Maria-Jose Soerens: Yes, the “Lost Generation” of Chilean songwriters and musicians who were suppressed and dismissed as “Communists” so girls from "decent" families like mine would not get access to their ideas.

ARTO: Do you want to say anything about your “decent family”?

MJS: Had my dad been American, he would have been a far-right-wing Republican. He’s very grateful to Pinochet because he ousted Salvador Allende and “saved us from communism.” He doesn’t get that Pinochet is not a hero among the more liberal or moderate segments of the USA – that he is considered to have been a ruthless dictator.

My parents were in their early twenties when Allende was elected. Allende was a socialist president elected democratically in 1970. At that time, the US was concerned about there arising yet another Communist country. Vietnam, Cambodia, Cuba... Allende actually wasn’t even communist – more socialist – but “communist” was the term promoted by the CIA. For decades the USA had been supporting centrist governments in Chile with grants. Allende ran four times as a Socialist, and when he was finally elected, the USA cut all the aid that it had been giving, discouraged private investment and organized an international business boycott as well. This had the result of creating economic chaos, and making the Socialist government appear incompetent. At the same time, the CIA planted false stories and provocative editorials in the newspapers: that Allende was alcoholic, that he was drunk while giving speeches. That there were Communist guerilla gangs surrounding the cities ready to attack rich people. They convinced the labor unions to go on strike.

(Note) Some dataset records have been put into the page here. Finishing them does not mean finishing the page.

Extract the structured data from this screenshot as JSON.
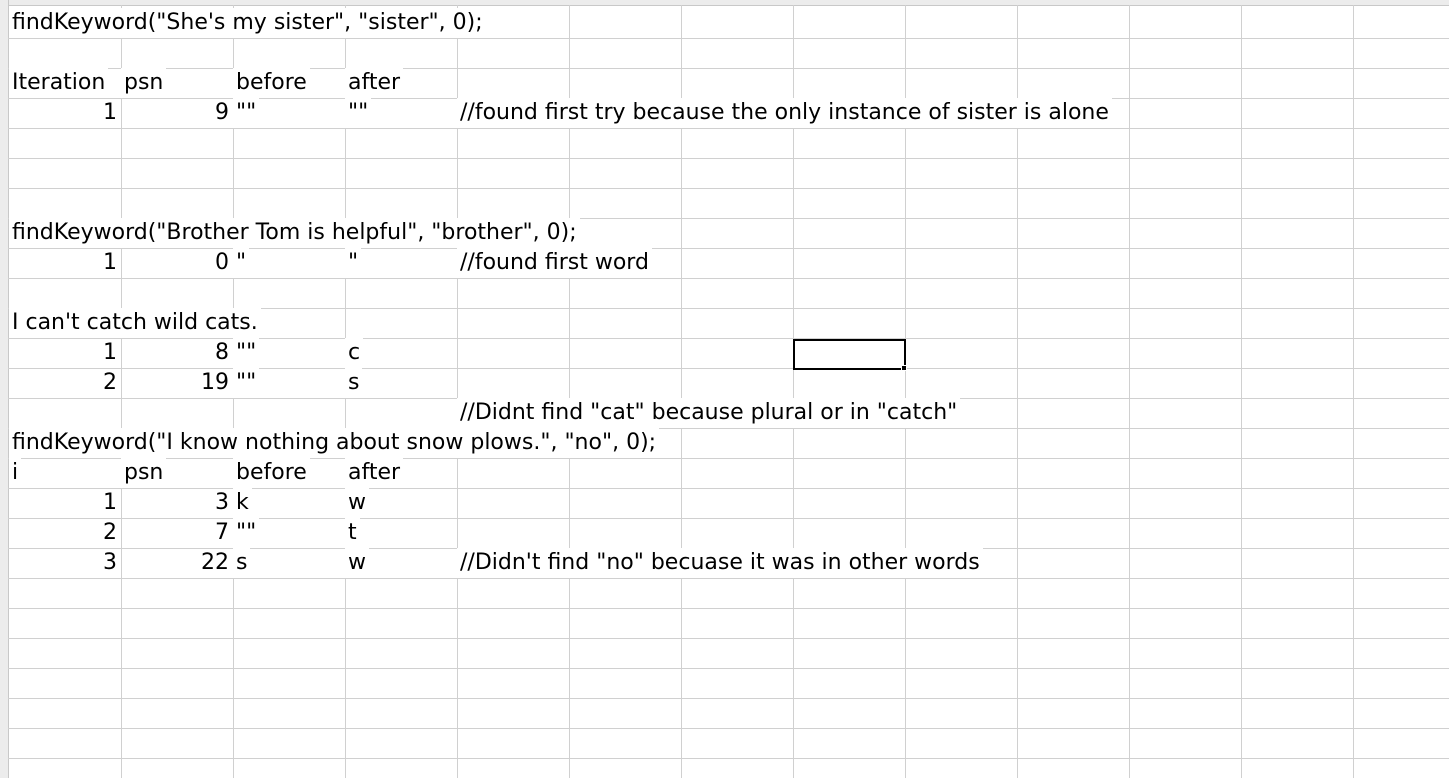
{
  "sheet": {
    "rows": [
      {
        "r": 1,
        "cells": [
          {
            "c": "A",
            "text": "findKeyword(\"She's my sister\", \"sister\", 0);"
          }
        ]
      },
      {
        "r": 2,
        "cells": []
      },
      {
        "r": 3,
        "cells": [
          {
            "c": "A",
            "text": "Iteration"
          },
          {
            "c": "B",
            "text": "psn"
          },
          {
            "c": "C",
            "text": "before"
          },
          {
            "c": "D",
            "text": "after"
          }
        ]
      },
      {
        "r": 4,
        "cells": [
          {
            "c": "A",
            "text": "1",
            "num": true
          },
          {
            "c": "B",
            "text": "9",
            "num": true
          },
          {
            "c": "C",
            "text": "\"\""
          },
          {
            "c": "D",
            "text": "\"\""
          },
          {
            "c": "E",
            "text": "//found first try because the only instance of sister is alone"
          }
        ]
      },
      {
        "r": 5,
        "cells": []
      },
      {
        "r": 6,
        "cells": []
      },
      {
        "r": 7,
        "cells": []
      },
      {
        "r": 8,
        "cells": [
          {
            "c": "A",
            "text": "findKeyword(\"Brother Tom is helpful\", \"brother\", 0);"
          }
        ]
      },
      {
        "r": 9,
        "cells": [
          {
            "c": "A",
            "text": "1",
            "num": true
          },
          {
            "c": "B",
            "text": "0",
            "num": true
          },
          {
            "c": "C",
            "text": "\""
          },
          {
            "c": "D",
            "text": "\""
          },
          {
            "c": "E",
            "text": "//found first word"
          }
        ]
      },
      {
        "r": 10,
        "cells": []
      },
      {
        "r": 11,
        "cells": [
          {
            "c": "A",
            "text": "I can't catch wild cats."
          }
        ]
      },
      {
        "r": 12,
        "cells": [
          {
            "c": "A",
            "text": "1",
            "num": true
          },
          {
            "c": "B",
            "text": "8",
            "num": true
          },
          {
            "c": "C",
            "text": "\"\""
          },
          {
            "c": "D",
            "text": "c"
          }
        ]
      },
      {
        "r": 13,
        "cells": [
          {
            "c": "A",
            "text": "2",
            "num": true
          },
          {
            "c": "B",
            "text": "19",
            "num": true
          },
          {
            "c": "C",
            "text": "\"\""
          },
          {
            "c": "D",
            "text": "s"
          }
        ]
      },
      {
        "r": 14,
        "cells": [
          {
            "c": "E",
            "text": "//Didnt find \"cat\" because plural or in \"catch\""
          }
        ]
      },
      {
        "r": 15,
        "cells": [
          {
            "c": "A",
            "text": "findKeyword(\"I know nothing about snow plows.\", \"no\", 0);"
          }
        ]
      },
      {
        "r": 16,
        "cells": [
          {
            "c": "A",
            "text": "i"
          },
          {
            "c": "B",
            "text": "psn"
          },
          {
            "c": "C",
            "text": "before"
          },
          {
            "c": "D",
            "text": "after"
          }
        ]
      },
      {
        "r": 17,
        "cells": [
          {
            "c": "A",
            "text": "1",
            "num": true
          },
          {
            "c": "B",
            "text": "3",
            "num": true
          },
          {
            "c": "C",
            "text": "k"
          },
          {
            "c": "D",
            "text": "w"
          }
        ]
      },
      {
        "r": 18,
        "cells": [
          {
            "c": "A",
            "text": "2",
            "num": true
          },
          {
            "c": "B",
            "text": "7",
            "num": true
          },
          {
            "c": "C",
            "text": "\"\""
          },
          {
            "c": "D",
            "text": "t"
          }
        ]
      },
      {
        "r": 19,
        "cells": [
          {
            "c": "A",
            "text": "3",
            "num": true
          },
          {
            "c": "B",
            "text": "22",
            "num": true
          },
          {
            "c": "C",
            "text": "s"
          },
          {
            "c": "D",
            "text": "w"
          },
          {
            "c": "E",
            "text": "//Didn't find \"no\" becuase it was in other words"
          }
        ]
      }
    ],
    "selected": {
      "c": "H",
      "r": 12
    },
    "colors": {
      "grid": "#d0d0d0",
      "text": "#000000",
      "selection": "#000000"
    }
  }
}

This was all done in such a secretive way that, even today, the Chilean people do not know that these were lies, that this was orchestrated externally.

So, all my parents saw was that there was no food and no toilet paper and they blamed Allende. When the military took over, led by Pinochet, they were grateful. My mom hand-sewed a Chilean flag. Nobody knew about the tortures. Unless you were a supporter of Allende, and then you were likely to be taken and killed and nobody would know what had become of you. In fact, till the late 90s my mother believed that the tortures were a lie. My dad still believes that. To me that feels like questioning the Holocaust.

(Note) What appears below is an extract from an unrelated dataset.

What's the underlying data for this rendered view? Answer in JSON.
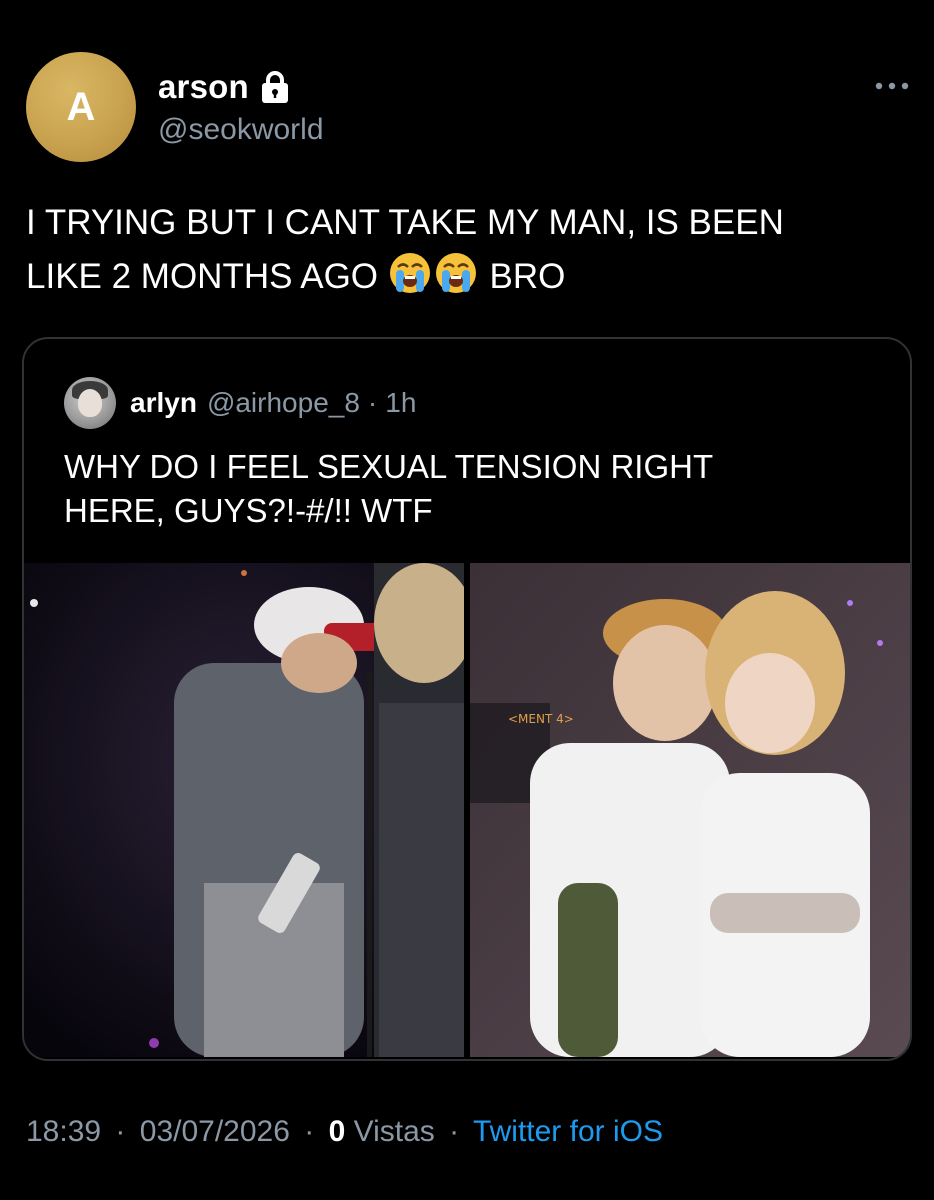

ARTO: So, the food and basic supplies shortages were the result of US boycotts?

MJS: Well, it seems that way because the day after Pinochet’s coup the stores were overflowing with stuff. Before that you had to stand in lines for hours to receive a single piece of bread. I mean the situation was horrible, I don’t blame my parents for being glad for the coup. But I wish they would see the big picture.

ARTO: How did you learn about it?

MJS: I only learned about it when I came here to the United States and read documents that were finally released, I think because of the Freedom of Information Act. My Chilean friends don’t seem to know any of this. There is no capacity to have an intelligent debate about what happened in Chile from 1973 to 1989. If you try to disagree with someone you will likely end up in a fight.

ARTO: And it’s still that way?

MJS: Yes. My parents and my uncle were here in the U.S. visiting me two summers ago, and I was talking about showing some compassion for the spouses of the people who were disappeared and tortured, and they started attacking me for supporting communism, and I was trying to say, “I’m not a Communist, I’m just talking about having compassion for the survivors of people who were killed!” My friends are funny, too. They would say, “Yeah well the military coup sucked, but we wouldn’t have the economy we have today.” Issues that have to do with human rights, or with having sold out our democracy to the U.S., don’t matter to them.

Most devastating is the lack of willingness to process what happened to our nation. It hurts my heart so much... so much that still when I go back to Chile I cry for a whole day. Just seeing interactions in the street... the way people are with each other... the way my friends are... my parents... the way they are as Chileans is broken because of what happened in our nation. Nobody will go deep. Unless possibly your own personal relationship is at stake. Here in the USA, people ask you about what you think and are interested in your answer. That does not generally happen in Chile.